Sur la photo, on remarque que les sacs de lest qui étaient fixés à peu près à mis hauteur de l’enveloppe du ballon se retrouvent à l’extrémité du filet et que sur la dernière, ils ont complètement disparu, libérant le ballon et lui permettant de s’élever en l’air. Dans la nacelle, Jules se tient du côté gauche, juste à côté de la croix. Il tient son canotier à la main. Sans doute vient-il de saluer ses amis. Ils ne sont que deux pour ce voyage. On distingue nettement deux sacs de lest accrochés de chaque côté du cercle de charge et un troisième un peu plus gros fixé à la nacelle. Je note la présence d’un guiderope, sorte de grosse corde parfois terminée par une ancre que l’on lançait à l’atterrissage pour éviter d’être trainé sur des centaines de mètres. Le principe de ces vols libres était d’une simplicité biblique.
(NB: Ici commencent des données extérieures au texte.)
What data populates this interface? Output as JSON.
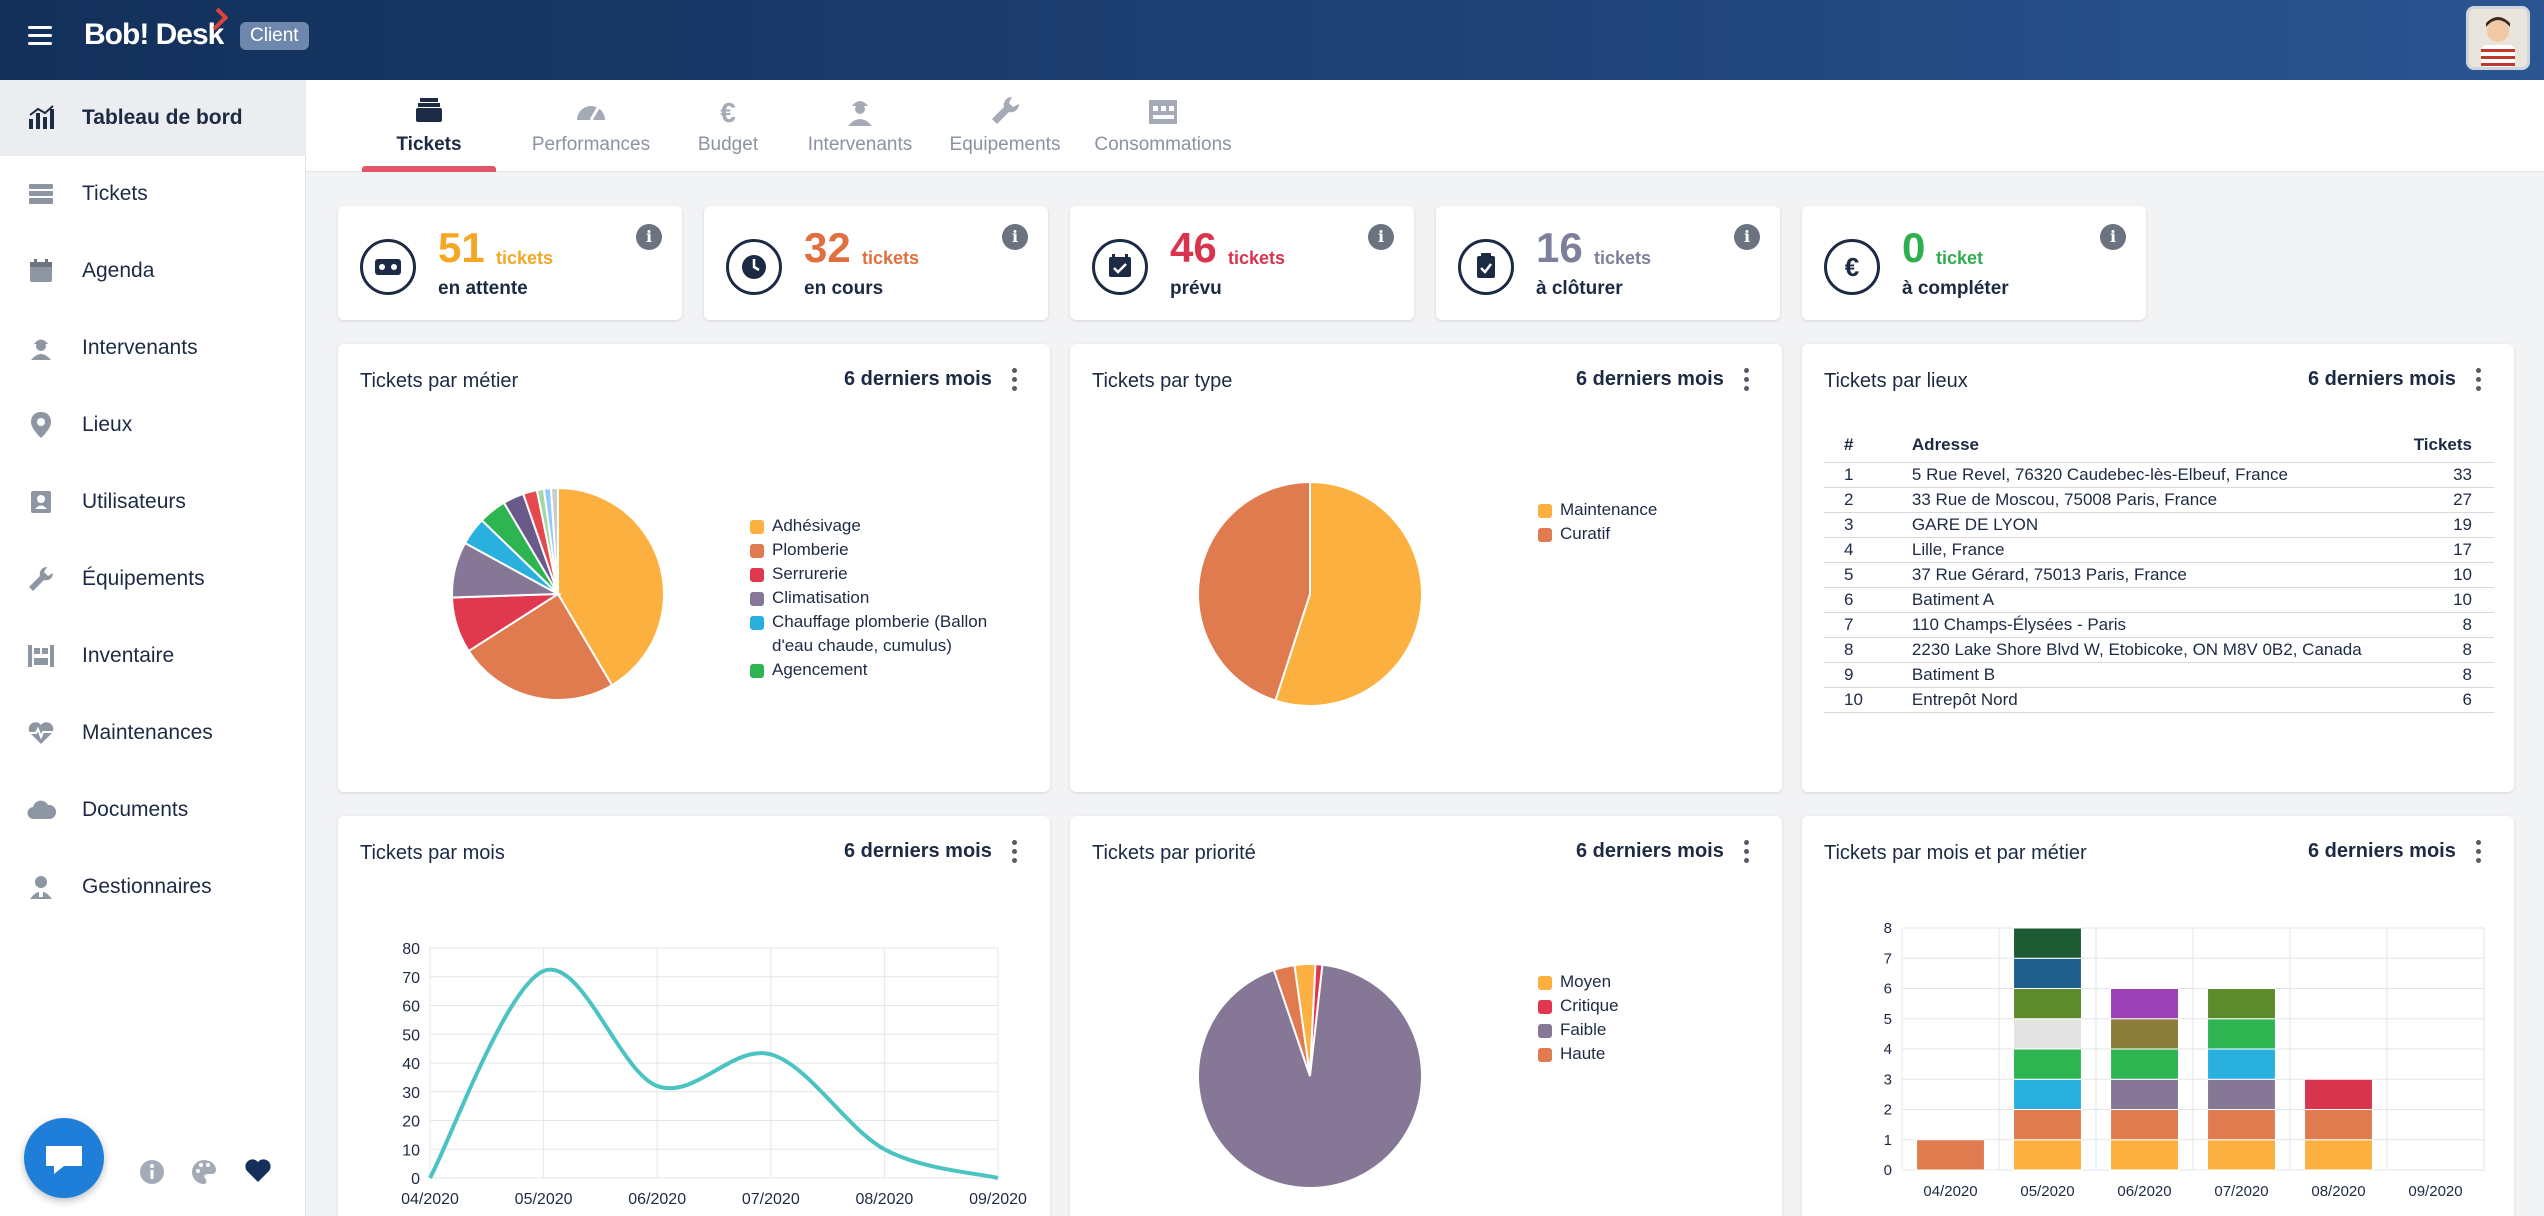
{
  "app": {
    "name": "Bob! Desk",
    "badge": "Client"
  },
  "sidebar": {
    "items": [
      {
        "label": "Tableau de bord",
        "icon": "bar-chart-icon",
        "active": true
      },
      {
        "label": "Tickets",
        "icon": "ticket-stack-icon"
      },
      {
        "label": "Agenda",
        "icon": "calendar-icon"
      },
      {
        "label": "Intervenants",
        "icon": "worker-icon"
      },
      {
        "label": "Lieux",
        "icon": "location-pin-icon"
      },
      {
        "label": "Utilisateurs",
        "icon": "user-card-icon"
      },
      {
        "label": "Équipements",
        "icon": "wrench-icon"
      },
      {
        "label": "Inventaire",
        "icon": "inventory-icon"
      },
      {
        "label": "Maintenances",
        "icon": "heart-pulse-icon"
      },
      {
        "label": "Documents",
        "icon": "cloud-icon"
      },
      {
        "label": "Gestionnaires",
        "icon": "manager-icon"
      }
    ]
  },
  "tabs": [
    {
      "label": "Tickets",
      "icon": "inbox-tray-icon",
      "active": true
    },
    {
      "label": "Performances",
      "icon": "gauge-icon"
    },
    {
      "label": "Budget",
      "icon": "euro-icon"
    },
    {
      "label": "Intervenants",
      "icon": "worker-icon"
    },
    {
      "label": "Equipements",
      "icon": "wrench-icon"
    },
    {
      "label": "Consommations",
      "icon": "factory-icon"
    }
  ],
  "kpis": [
    {
      "value": "51",
      "unit": "tickets",
      "label": "en attente",
      "color": "#f5a623",
      "icon": "cassette-icon"
    },
    {
      "value": "32",
      "unit": "tickets",
      "label": "en cours",
      "color": "#e07040",
      "icon": "clock-icon"
    },
    {
      "value": "46",
      "unit": "tickets",
      "label": "prévu",
      "color": "#d8344e",
      "icon": "calendar-check-icon"
    },
    {
      "value": "16",
      "unit": "tickets",
      "label": "à clôturer",
      "color": "#7e7f9a",
      "icon": "clipboard-icon"
    },
    {
      "value": "0",
      "unit": "ticket",
      "label": "à compléter",
      "color": "#2eae4e",
      "icon": "euro-icon"
    }
  ],
  "info_glyph": "i",
  "panels": {
    "metier": {
      "title": "Tickets par métier",
      "period": "6 derniers mois"
    },
    "type": {
      "title": "Tickets par type",
      "period": "6 derniers mois"
    },
    "lieux": {
      "title": "Tickets par lieux",
      "period": "6 derniers mois"
    },
    "mois": {
      "title": "Tickets par mois",
      "period": "6 derniers mois"
    },
    "priorite": {
      "title": "Tickets par priorité",
      "period": "6 derniers mois"
    },
    "mois_metier": {
      "title": "Tickets par mois et par métier",
      "period": "6 derniers mois"
    }
  },
  "lieux_table": {
    "headers": [
      "#",
      "Adresse",
      "Tickets"
    ],
    "rows": [
      [
        "1",
        "5 Rue Revel, 76320 Caudebec-lès-Elbeuf, France",
        "33"
      ],
      [
        "2",
        "33 Rue de Moscou, 75008 Paris, France",
        "27"
      ],
      [
        "3",
        "GARE DE LYON",
        "19"
      ],
      [
        "4",
        "Lille, France",
        "17"
      ],
      [
        "5",
        "37 Rue Gérard, 75013 Paris, France",
        "10"
      ],
      [
        "6",
        "Batiment A",
        "10"
      ],
      [
        "7",
        "110 Champs-Élysées - Paris",
        "8"
      ],
      [
        "8",
        "2230 Lake Shore Blvd W, Etobicoke, ON M8V 0B2, Canada",
        "8"
      ],
      [
        "9",
        "Batiment B",
        "8"
      ],
      [
        "10",
        "Entrepôt Nord",
        "6"
      ]
    ]
  },
  "chart_data": [
    {
      "type": "pie",
      "chart": "metier",
      "labels": [
        "Adhésivage",
        "Plomberie",
        "Serrurerie",
        "Climatisation",
        "Chauffage plomberie (Ballon d'eau chaude, cumulus)",
        "Agencement",
        "",
        "",
        "",
        "",
        ""
      ],
      "values": [
        39,
        23,
        8,
        8,
        4,
        4,
        3,
        2,
        1,
        1,
        1
      ],
      "colors": [
        "#fbb040",
        "#e07a4f",
        "#e0394f",
        "#857795",
        "#2ab0df",
        "#2eb552",
        "#6a5a8a",
        "#e5484d",
        "#a5d6a7",
        "#90caf9",
        "#cccccc"
      ],
      "legend": "right"
    },
    {
      "type": "pie",
      "chart": "type",
      "labels": [
        "Maintenance",
        "Curatif"
      ],
      "values": [
        55,
        45
      ],
      "colors": [
        "#fbb040",
        "#e07a4f"
      ],
      "legend": "right"
    },
    {
      "type": "line",
      "chart": "mois",
      "x": [
        "04/2020",
        "05/2020",
        "06/2020",
        "07/2020",
        "08/2020",
        "09/2020"
      ],
      "y": [
        0,
        72,
        32,
        43,
        10,
        0
      ],
      "ylim": [
        0,
        80
      ],
      "yticks": [
        0,
        10,
        20,
        30,
        40,
        50,
        60,
        70,
        80
      ],
      "color": "#4cc3c3",
      "grid": true
    },
    {
      "type": "pie",
      "chart": "priorite",
      "labels": [
        "Moyen",
        "Critique",
        "Faible",
        "Haute"
      ],
      "values": [
        3,
        1,
        93,
        3
      ],
      "colors": [
        "#fbb040",
        "#e0394f",
        "#857795",
        "#e07a4f"
      ],
      "legend": "right"
    },
    {
      "type": "bar",
      "chart": "mois_metier",
      "stacked": true,
      "categories": [
        "04/2020",
        "05/2020",
        "06/2020",
        "07/2020",
        "08/2020",
        "09/2020"
      ],
      "ylim": [
        0,
        8
      ],
      "yticks": [
        0,
        1,
        2,
        3,
        4,
        5,
        6,
        7,
        8
      ],
      "grid": true,
      "series": [
        {
          "color": "#fbb040",
          "values": [
            0,
            1,
            1,
            1,
            1,
            0
          ]
        },
        {
          "color": "#e07a4f",
          "values": [
            1,
            1,
            1,
            1,
            1,
            0
          ]
        },
        {
          "color": "#857795",
          "values": [
            0,
            0,
            1,
            1,
            0,
            0
          ]
        },
        {
          "color": "#2ab0df",
          "values": [
            0,
            1,
            0,
            1,
            0,
            0
          ]
        },
        {
          "color": "#2eb552",
          "values": [
            0,
            1,
            1,
            1,
            0,
            0
          ]
        },
        {
          "color": "#e3e3e3",
          "values": [
            0,
            1,
            0,
            0,
            0,
            0
          ]
        },
        {
          "color": "#d8344e",
          "values": [
            0,
            0,
            0,
            0,
            1,
            0
          ]
        },
        {
          "color": "#5d8a2b",
          "values": [
            0,
            1,
            0,
            1,
            0,
            0
          ]
        },
        {
          "color": "#8a7d3a",
          "values": [
            0,
            0,
            1,
            0,
            0,
            0
          ]
        },
        {
          "color": "#9b40b5",
          "values": [
            0,
            0,
            1,
            0,
            0,
            0
          ]
        },
        {
          "color": "#1f5f8b",
          "values": [
            0,
            1,
            0,
            0,
            0,
            0
          ]
        },
        {
          "color": "#1e5b34",
          "values": [
            0,
            1,
            0,
            0,
            0,
            0
          ]
        }
      ]
    }
  ]
}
Le gaz contenu dans l’enveloppe étant plus léger que l’air, le ballon s’élevait naturellement. Si cela était insuffisant, on larguait encore du lest et on pouvait également compter sur la chaleur du soleil qui, en dilatant le gaz contribuait aussi à la montée. Pour se déplacer, le pilote ne pouvait que faire confiance au vent. Il ne savait jamais jusqu’où il le mènerait. Pour atterrir, il suffisait de relâcher les gaz en ouvrant, grâce à une corde, un panneau de déchirure situé à la partie supérieure de l’enveloppe. On distingue sur la photo la manche de gonflage située à la base (pôle sud) ainsi que le panneau de déchirure de couleur plus claire au sommet (pôle nord) et une bande d’enveloppe qui lui est reliée et que le pilote peut manœuvrer depuis la nacelle grâce à un cordage.

Malheureusement rien ne me permet de dater ce vol, ni de donner le nom de ce ballon, ni de préciser les points de départ et d’arrivée. D’autres documents me permettent d’être sûr de quatre autres vols effectués par Jules rien que pour l’année 1907. Tout d’abord, deux petites cartes postales de bristol vert pré timbrées à 10 centimes. Apparemment, le pilote devait les lancer depuis les airs, sans doute accrochées à des ballons de baudruche, en demandant à qui les trouveraient de les renvoyer par la poste, histoire d’étudier les vents, de se rendre compte jusqu’où ils pouvaient les emmener.

La première est datée du 12 mai 1907. Ascension du ballon « La Ville de Corbeil ». Corbeil Essonnes, la ville célèbre pour ses minoteries, sponsorisait peut-être l'aéronautique, histoire de se faire de la publicité par la même occasion. Il n’est pas interdit de croire qu’elle était propriétaire de l’engin piloté par mon grand-père.

« La présente carte, lancée à 4 heures par vent Sud par Monsieur Viallet, a été trouvée à Ezanville le 12 mai à 4 heures 45 par Mrs. Moccaud et Pellé demeurant à Ezanville.

Signature

Mention : Prière à la personne qui trouvera cette carte de la compléter, la signer et la mettre à la poste. »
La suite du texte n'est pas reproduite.